An example of a good application of technology to learning and teaching about efficacious putting is that of Dr Norman Lindsay, who set about to study the causes of reduced skidding and backspin and promotion of forward rolling in putts. To investigate this phenomena, he devised the appropriate technology to capture the relevant data and allow for meaningful inferences about the physics involved, leading to design knowledge for the design of putter heads and faces and lofts. His technology also allows verification and falsification of the claims of others.
This all means that the theorist cum teacher needs assistance from the technologist in the defining of WHAT TO MEASURE and WHY, calling upon the skills set of the technologist to indicate what may possibly best suit the needs of the teacher. The teacher doesn't so much want to know whether the golfer student successfully moved the putter head straight-back in the backstroke so much as he wants to know whether the golfer KNOWS not to use the muscles of his hands and arms to start the putter head back from its static resting position, due to the adverse effects caused by this flawed muscles activation pattern. The teacher does not so much want feedback about the putter face squareness coming forward as he wants information about the role of stability of the tempo and stroke pivot at the base of the neck managing the forces of the stroke to promote consistent and accurate re-squaring of the putter face with minimal effort and attention. The teacher does not so much need a "picture" of a golfer student's brain during putting so much as he needs an understanding of what the brain processes should be in terms of cause and effect and how best to repeat these brain processes with minimal effort and attention. No technologist today looks in these quarters for parameters to measure, so there is really no useful "science" being generated. Instead, there is much smoke and little to no light.
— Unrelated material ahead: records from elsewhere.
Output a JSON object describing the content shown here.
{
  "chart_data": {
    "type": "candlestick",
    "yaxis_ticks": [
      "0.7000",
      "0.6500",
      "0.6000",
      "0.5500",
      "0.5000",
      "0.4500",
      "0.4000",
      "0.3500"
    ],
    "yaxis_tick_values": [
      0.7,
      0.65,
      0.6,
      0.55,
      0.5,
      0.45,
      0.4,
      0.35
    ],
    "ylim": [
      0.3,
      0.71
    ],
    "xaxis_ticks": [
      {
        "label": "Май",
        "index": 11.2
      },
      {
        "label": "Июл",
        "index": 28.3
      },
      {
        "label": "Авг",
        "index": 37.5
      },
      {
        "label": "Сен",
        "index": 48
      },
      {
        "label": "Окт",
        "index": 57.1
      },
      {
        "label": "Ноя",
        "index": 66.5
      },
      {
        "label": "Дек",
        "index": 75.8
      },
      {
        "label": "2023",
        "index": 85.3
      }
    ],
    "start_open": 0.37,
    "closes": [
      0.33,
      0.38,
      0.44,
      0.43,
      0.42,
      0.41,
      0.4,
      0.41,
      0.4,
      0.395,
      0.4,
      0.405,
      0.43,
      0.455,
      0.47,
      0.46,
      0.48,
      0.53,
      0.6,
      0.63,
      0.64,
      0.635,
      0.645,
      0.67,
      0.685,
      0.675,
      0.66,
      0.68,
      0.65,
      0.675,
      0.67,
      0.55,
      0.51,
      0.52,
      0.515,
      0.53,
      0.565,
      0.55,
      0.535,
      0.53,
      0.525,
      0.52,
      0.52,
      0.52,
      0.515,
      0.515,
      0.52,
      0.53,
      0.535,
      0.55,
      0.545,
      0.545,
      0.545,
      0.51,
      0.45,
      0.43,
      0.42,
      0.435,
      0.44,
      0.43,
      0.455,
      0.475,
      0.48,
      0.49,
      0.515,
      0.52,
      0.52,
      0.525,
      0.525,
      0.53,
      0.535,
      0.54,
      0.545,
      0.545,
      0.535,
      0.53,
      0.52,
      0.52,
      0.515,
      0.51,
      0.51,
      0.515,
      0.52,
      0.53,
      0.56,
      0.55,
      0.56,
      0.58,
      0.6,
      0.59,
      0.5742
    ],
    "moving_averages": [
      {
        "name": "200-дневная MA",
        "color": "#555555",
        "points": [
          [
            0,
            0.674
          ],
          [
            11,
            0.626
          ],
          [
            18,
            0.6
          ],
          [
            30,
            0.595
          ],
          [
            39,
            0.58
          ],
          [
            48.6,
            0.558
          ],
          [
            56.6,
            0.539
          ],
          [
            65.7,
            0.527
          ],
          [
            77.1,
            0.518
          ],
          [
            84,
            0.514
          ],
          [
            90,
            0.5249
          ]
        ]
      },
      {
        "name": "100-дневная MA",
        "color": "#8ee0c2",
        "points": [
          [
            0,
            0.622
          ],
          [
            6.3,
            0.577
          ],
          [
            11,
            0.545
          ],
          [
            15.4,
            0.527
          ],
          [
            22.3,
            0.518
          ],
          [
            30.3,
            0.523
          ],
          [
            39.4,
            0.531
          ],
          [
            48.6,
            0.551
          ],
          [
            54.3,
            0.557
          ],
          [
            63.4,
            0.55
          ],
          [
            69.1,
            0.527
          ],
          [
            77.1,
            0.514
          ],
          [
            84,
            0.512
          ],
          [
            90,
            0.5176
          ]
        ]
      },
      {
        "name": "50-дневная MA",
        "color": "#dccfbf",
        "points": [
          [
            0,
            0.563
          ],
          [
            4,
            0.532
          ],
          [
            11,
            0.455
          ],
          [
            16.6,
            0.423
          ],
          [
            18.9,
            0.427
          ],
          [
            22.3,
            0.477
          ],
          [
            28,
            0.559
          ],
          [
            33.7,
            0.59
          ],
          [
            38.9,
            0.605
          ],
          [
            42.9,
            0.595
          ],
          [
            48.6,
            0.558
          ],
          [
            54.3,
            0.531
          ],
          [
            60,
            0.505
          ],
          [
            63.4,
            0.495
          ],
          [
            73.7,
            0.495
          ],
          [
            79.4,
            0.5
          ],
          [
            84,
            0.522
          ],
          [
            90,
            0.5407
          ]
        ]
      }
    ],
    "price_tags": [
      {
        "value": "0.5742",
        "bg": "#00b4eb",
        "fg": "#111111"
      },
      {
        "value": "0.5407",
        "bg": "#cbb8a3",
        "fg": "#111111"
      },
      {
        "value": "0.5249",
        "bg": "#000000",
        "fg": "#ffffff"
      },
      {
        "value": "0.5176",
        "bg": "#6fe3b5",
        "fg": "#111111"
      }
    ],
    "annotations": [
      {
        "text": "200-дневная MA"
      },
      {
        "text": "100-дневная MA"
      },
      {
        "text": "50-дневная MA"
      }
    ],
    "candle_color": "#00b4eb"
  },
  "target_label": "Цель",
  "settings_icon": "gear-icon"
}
Because of this state of affairs, there is vast room for improving the role of technology is promoting better golf, but technology is currently headed down a dead-end path. The good news is there is such potential in the near future. The bad news is this message is not a welcome message in the status quo. Technologists will need to drink deeply from a new firehose in order to shift to this more useful role. We'll see how it works itself out.